[LSR] Combine unfolded offset into invariant register

LSR reassociates constants as unfolded offsets when the constants fit as
immediate add operands, which currently prevents such constants from being
combined later with loop invariant registers.
This patch modifies GenerateCombinations() to generate a second formula which
includes the unfolded offset in the combined loop-invariant register.

This commit fixes a bug in the original patch (committed at r345114, reverted
at r345123).

Differential Revision: https://reviews.llvm.org/D51861

llvm-svn: 346390
diff --git a/llvm/test/Transforms/LoopStrengthReduce/two-combinations-bug.ll b/llvm/test/Transforms/LoopStrengthReduce/two-combinations-bug.ll
new file mode 100644
index 0000000..21917f5
--- /dev/null
+++ b/llvm/test/Transforms/LoopStrengthReduce/two-combinations-bug.ll
@@ -0,0 +1,55 @@
+; RUN: opt < %s -loop-reduce -S | FileCheck %s
+
+; This test is adapted from the n-body test of the LLVM test-suite: A bug in
+; r345114 caused LSR to generate incorrect code. The test verifies that the
+; induction variable generated for the inner loop depends on the induction
+; variable of the outer loop.
+
+target datalayout = "e-m:e-i64:64-f80:128-n8:16:32:64-S128"
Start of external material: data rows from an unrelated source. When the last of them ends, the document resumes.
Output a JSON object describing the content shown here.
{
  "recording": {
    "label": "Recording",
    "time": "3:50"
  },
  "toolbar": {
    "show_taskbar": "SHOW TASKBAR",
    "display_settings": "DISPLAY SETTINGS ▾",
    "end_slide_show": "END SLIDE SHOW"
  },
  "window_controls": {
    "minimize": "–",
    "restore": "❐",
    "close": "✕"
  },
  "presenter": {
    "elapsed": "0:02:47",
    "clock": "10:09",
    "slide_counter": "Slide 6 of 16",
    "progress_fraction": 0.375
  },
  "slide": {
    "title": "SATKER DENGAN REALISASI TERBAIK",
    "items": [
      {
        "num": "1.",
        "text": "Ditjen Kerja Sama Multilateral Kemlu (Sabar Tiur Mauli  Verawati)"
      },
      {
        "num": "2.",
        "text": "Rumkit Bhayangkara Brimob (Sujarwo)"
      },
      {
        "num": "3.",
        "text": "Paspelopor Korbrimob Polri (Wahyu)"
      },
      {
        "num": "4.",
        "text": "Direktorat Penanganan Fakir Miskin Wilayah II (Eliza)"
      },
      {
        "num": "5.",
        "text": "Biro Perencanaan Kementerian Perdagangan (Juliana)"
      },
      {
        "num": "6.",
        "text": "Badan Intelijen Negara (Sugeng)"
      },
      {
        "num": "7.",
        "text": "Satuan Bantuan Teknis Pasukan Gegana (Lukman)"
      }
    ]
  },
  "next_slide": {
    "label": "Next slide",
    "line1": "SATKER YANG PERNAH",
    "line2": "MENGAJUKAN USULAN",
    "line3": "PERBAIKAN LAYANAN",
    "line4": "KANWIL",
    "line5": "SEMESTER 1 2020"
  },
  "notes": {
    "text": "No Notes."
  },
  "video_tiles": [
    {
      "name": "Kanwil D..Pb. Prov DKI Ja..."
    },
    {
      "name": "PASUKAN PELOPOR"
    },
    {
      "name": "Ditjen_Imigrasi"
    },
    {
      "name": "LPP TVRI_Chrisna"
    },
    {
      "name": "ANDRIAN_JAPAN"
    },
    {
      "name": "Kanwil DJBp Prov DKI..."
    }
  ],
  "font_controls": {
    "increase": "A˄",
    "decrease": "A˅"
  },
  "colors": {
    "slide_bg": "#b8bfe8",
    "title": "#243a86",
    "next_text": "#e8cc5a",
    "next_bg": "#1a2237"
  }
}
+target triple = "x86_64-unknown-linux-gnu"
+
+%struct.planet.0.3.6.11.12.15.16.17.24.25.26.33.44 = type { double, double, double, double, double, double, double }
+
+; Function Attrs: nounwind uwtable
+define dso_local void @advance(i32 %nbodies, %struct.planet.0.3.6.11.12.15.16.17.24.25.26.33.44* nocapture %bodies) local_unnamed_addr #0 {
+; CHECK-LABEL: @advance(
+; CHECK:  for.cond.loopexit:
+; CHECK:    [[LSR_IV_NEXT:%.*]] = add i64 [[LSR_IV:%.*]], -1
+; CHECK:    br label %for.body
+; CHECK:  for.body:
+; CHECK:    [[LSR_IV]] = phi i64 [ [[LSR_IV_NEXT]]
+; CHECK:    br label %for.body3
+; CHECK:  for.body3:
+; CHECK:    [[LSR_IV1:%.*]] = phi i64 [ [[LSR_IV_NEXT2:%.*]], %for.body3 ], [ [[LSR_IV]], %for.body ]
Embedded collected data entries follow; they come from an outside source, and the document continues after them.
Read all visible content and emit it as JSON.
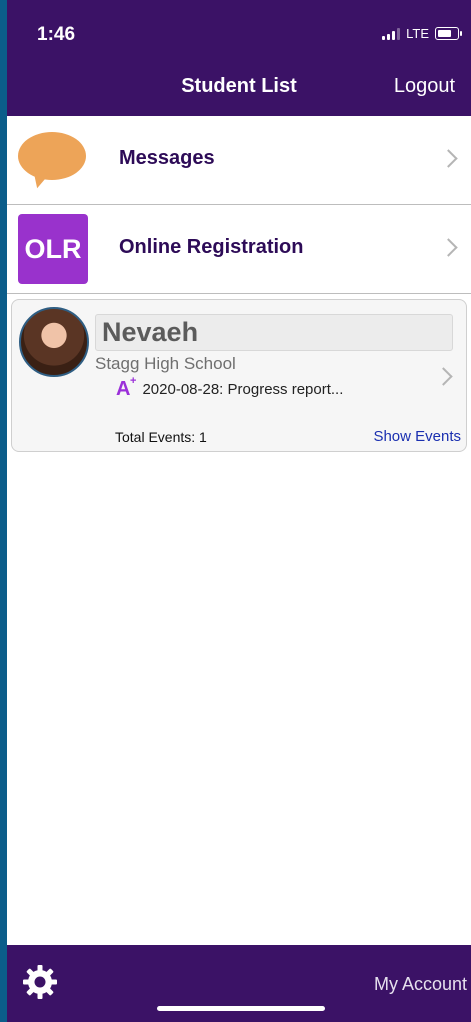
{
  "status_bar": {
    "time": "1:46",
    "network": "LTE"
  },
  "header": {
    "title": "Student List",
    "logout_label": "Logout"
  },
  "menu": [
    {
      "label": "Messages",
      "icon": "chat-bubble-icon"
    },
    {
      "label": "Online Registration",
      "icon_text": "OLR"
    }
  ],
  "student": {
    "name": "Nevaeh",
    "school": "Stagg High School",
    "event_text": "2020-08-28: Progress report...",
    "grade_icon": "A",
    "total_events_label": "Total Events: 1",
    "show_events_label": "Show Events"
  },
  "footer": {
    "account_label": "My Account"
  },
  "colors": {
    "header": "#3b1266",
    "olr": "#9932cc",
    "bubble": "#eda458",
    "link": "#1a2fb0"
  }
}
+; CHECK:    [[LSR_IV_NEXT2]] = add i64 [[LSR_IV1]], -1
+; CHECK:    [[EXITCOND:%.*]] = icmp eq i64 [[LSR_IV_NEXT2]], 0
+; CHECK:    br i1 [[EXITCOND]], label %for.cond.loopexit, label %for.body3
+;
+entry:
+  %wide.trip.count = zext i32 %nbodies to i64
+  br label %for.body
+
+for.cond.loopexit:                                ; preds = %for.body3
+  %indvars.iv.next = add nuw nsw i64 %indvars.iv, 1
+  br label %for.body
+
+for.body:                                         ; preds = %for.cond.loopexit, %entry
+  %indvars.iv = phi i64 [ 1, %entry ], [ %indvars.iv.next, %for.cond.loopexit ]
+  br label %for.body3
+
+for.body3:                                        ; preds = %for.body3, %for.body
+  %indvars.iv98 = phi i64 [ %indvars.iv, %for.body ], [ %indvars.iv.next99, %for.body3 ]
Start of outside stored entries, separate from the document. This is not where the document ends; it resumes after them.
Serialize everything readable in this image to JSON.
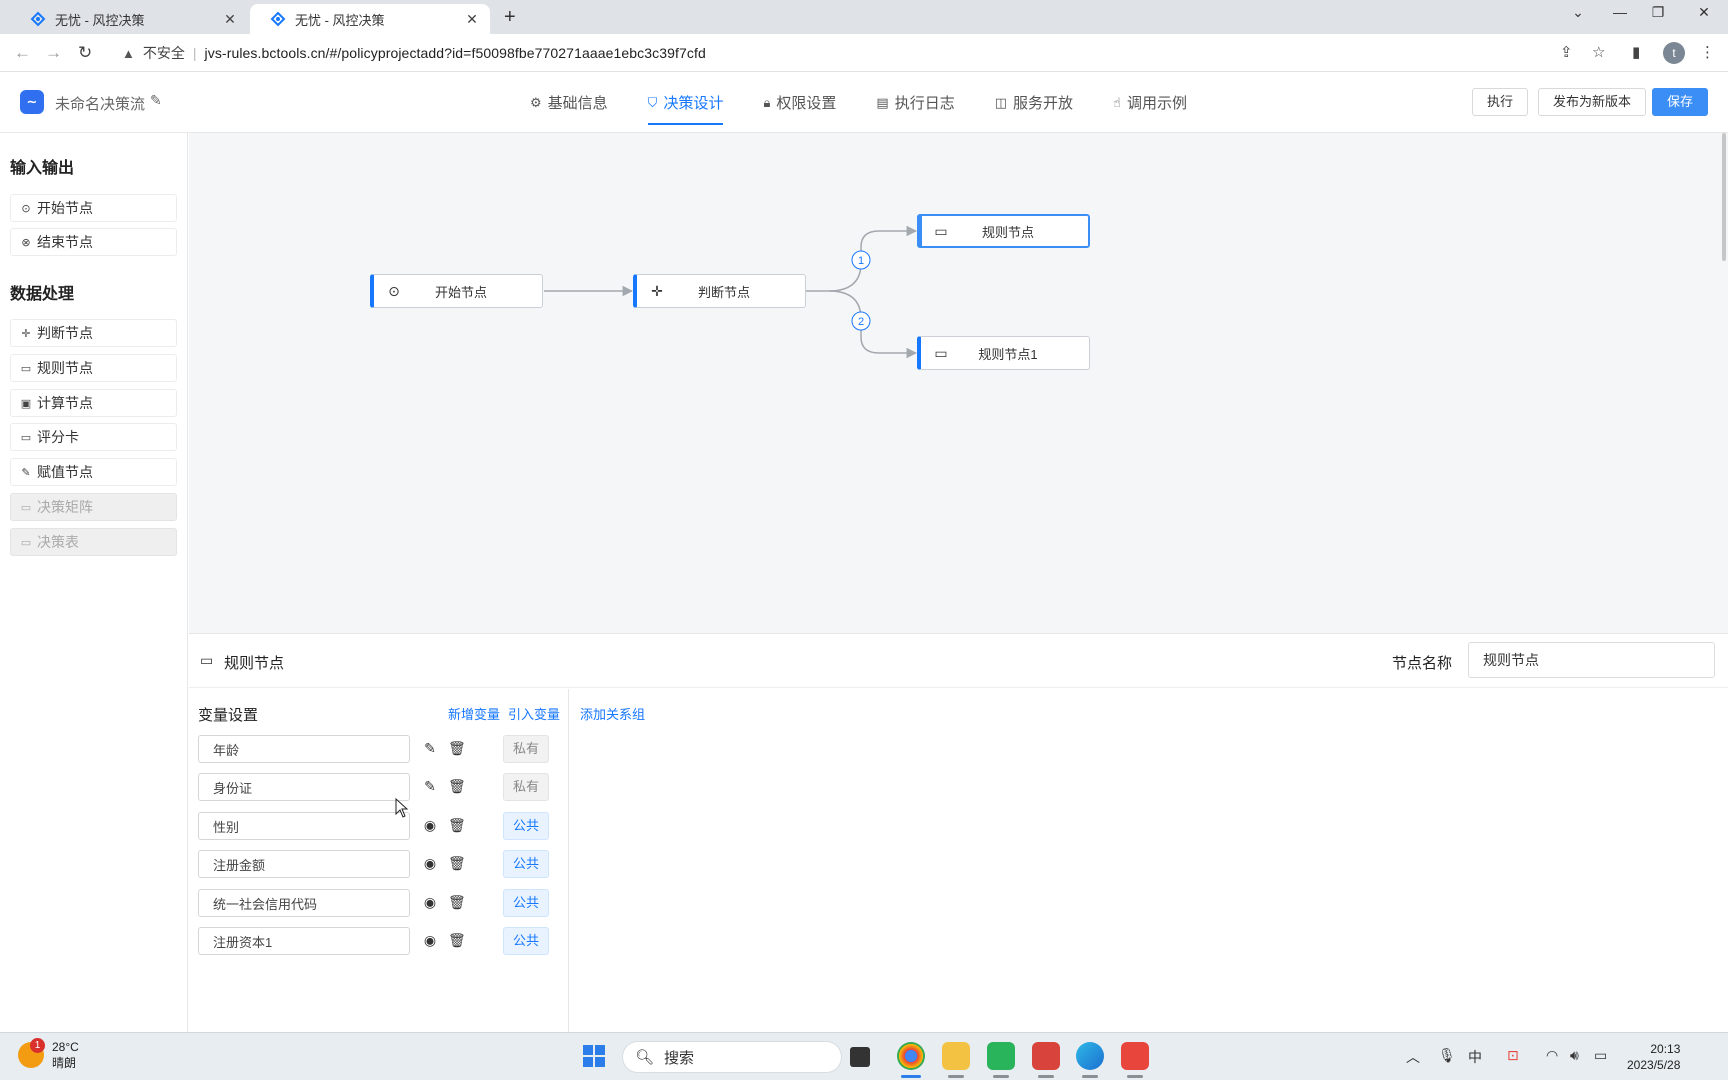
{
  "browser": {
    "tabs": [
      {
        "title": "无忧 - 风控决策",
        "active": false
      },
      {
        "title": "无忧 - 风控决策",
        "active": true
      }
    ],
    "new_tab": "+",
    "security": "不安全",
    "url": "jvs-rules.bctools.cn/#/policyprojectadd?id=f50098fbe770271aaae1ebc3c39f7cfd",
    "profile_initial": "t"
  },
  "header": {
    "logo": "∼",
    "title": "未命名决策流",
    "tabs": [
      {
        "label": "基础信息",
        "icon": "gear-icon",
        "active": false
      },
      {
        "label": "决策设计",
        "icon": "design-icon",
        "active": true
      },
      {
        "label": "权限设置",
        "icon": "lock-icon",
        "active": false
      },
      {
        "label": "执行日志",
        "icon": "doc-icon",
        "active": false
      },
      {
        "label": "服务开放",
        "icon": "book-icon",
        "active": false
      },
      {
        "label": "调用示例",
        "icon": "hand-icon",
        "active": false
      }
    ],
    "buttons": {
      "execute": "执行",
      "publish": "发布为新版本",
      "save": "保存"
    }
  },
  "palette": {
    "groups": [
      {
        "title": "输入输出",
        "items": [
          {
            "label": "开始节点",
            "icon": "play-circle-icon",
            "disabled": false
          },
          {
            "label": "结束节点",
            "icon": "close-circle-icon",
            "disabled": false
          }
        ]
      },
      {
        "title": "数据处理",
        "items": [
          {
            "label": "判断节点",
            "icon": "move-icon",
            "disabled": false
          },
          {
            "label": "规则节点",
            "icon": "card-icon",
            "disabled": false
          },
          {
            "label": "计算节点",
            "icon": "calculator-icon",
            "disabled": false
          },
          {
            "label": "评分卡",
            "icon": "card-icon",
            "disabled": false
          },
          {
            "label": "赋值节点",
            "icon": "edit-icon",
            "disabled": false
          },
          {
            "label": "决策矩阵",
            "icon": "card-icon",
            "disabled": true
          },
          {
            "label": "决策表",
            "icon": "card-icon",
            "disabled": true
          }
        ]
      }
    ]
  },
  "flow": {
    "nodes": [
      {
        "id": "start",
        "label": "开始节点",
        "icon": "play-circle-icon"
      },
      {
        "id": "judge",
        "label": "判断节点",
        "icon": "move-icon"
      },
      {
        "id": "rule",
        "label": "规则节点",
        "icon": "card-icon",
        "selected": true
      },
      {
        "id": "rule1",
        "label": "规则节点1",
        "icon": "card-icon"
      }
    ],
    "branch_labels": [
      "1",
      "2"
    ]
  },
  "panel": {
    "title": "规则节点",
    "node_name_label": "节点名称",
    "node_name_value": "规则节点",
    "var_title": "变量设置",
    "add_var": "新增变量",
    "import_var": "引入变量",
    "add_relation_group": "添加关系组",
    "variables": [
      {
        "name": "年龄",
        "scope": "私有",
        "action": "edit-icon"
      },
      {
        "name": "身份证",
        "scope": "私有",
        "action": "edit-icon"
      },
      {
        "name": "性别",
        "scope": "公共",
        "action": "eye-icon"
      },
      {
        "name": "注册金额",
        "scope": "公共",
        "action": "eye-icon"
      },
      {
        "name": "统一社会信用代码",
        "scope": "公共",
        "action": "eye-icon"
      },
      {
        "name": "注册资本1",
        "scope": "公共",
        "action": "eye-icon"
      }
    ]
  },
  "taskbar": {
    "weather_temp": "28°C",
    "weather_text": "晴朗",
    "weather_badge": "1",
    "search_placeholder": "搜索",
    "ime": "中",
    "time": "20:13",
    "date": "2023/5/28"
  },
  "colors": {
    "accent": "#1677ff",
    "primary_button": "#3a8ef6",
    "canvas_bg": "#f5f6f8"
  }
}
+  %z9 = getelementptr inbounds %struct.planet.0.3.6.11.12.15.16.17.24.25.26.33.44, %struct.planet.0.3.6.11.12.15.16.17.24.25.26.33.44* %bodies, i64 %indvars.iv98, i32 2
+  %tmp = load double, double* %z9, align 8, !tbaa !0
+  %indvars.iv.next99 = add nuw nsw i64 %indvars.iv98, 1
+  %exitcond = icmp eq i64 %indvars.iv.next99, %wide.trip.count
+  br i1 %exitcond, label %for.cond.loopexit, label %for.body3
+}
+
+attributes #0 = { nounwind uwtable "correctly-rounded-divide-sqrt-fp-math"="false" "disable-tail-calls"="false" "less-precise-fpmad"="false" "no-frame-pointer-elim"="false" "no-infs-fp-math"="false" "no-jump-tables"="false" "no-nans-fp-math"="false" "no-signed-zeros-fp-math"="false" "no-trapping-math"="false" "stack-protector-buffer-size"="8" "target-cpu"="x86-64" "target-features"="+fxsr,+mmx,+sse,+sse2,+x87" "unsafe-fp-math"="false" "use-soft-float"="false" }
+
+!0 = !{!1, !2, i64 16}
+!1 = !{!"planet", !2, i64 0, !2, i64 8, !2, i64 16, !2, i64 24, !2, i64 32, !2, i64 40, !2, i64 48}
+!2 = !{!"double", !3, i64 0}
+!3 = !{!"omnipotent char", !4, i64 0}
+!4 = !{!"Simple C/C++ TBAA"}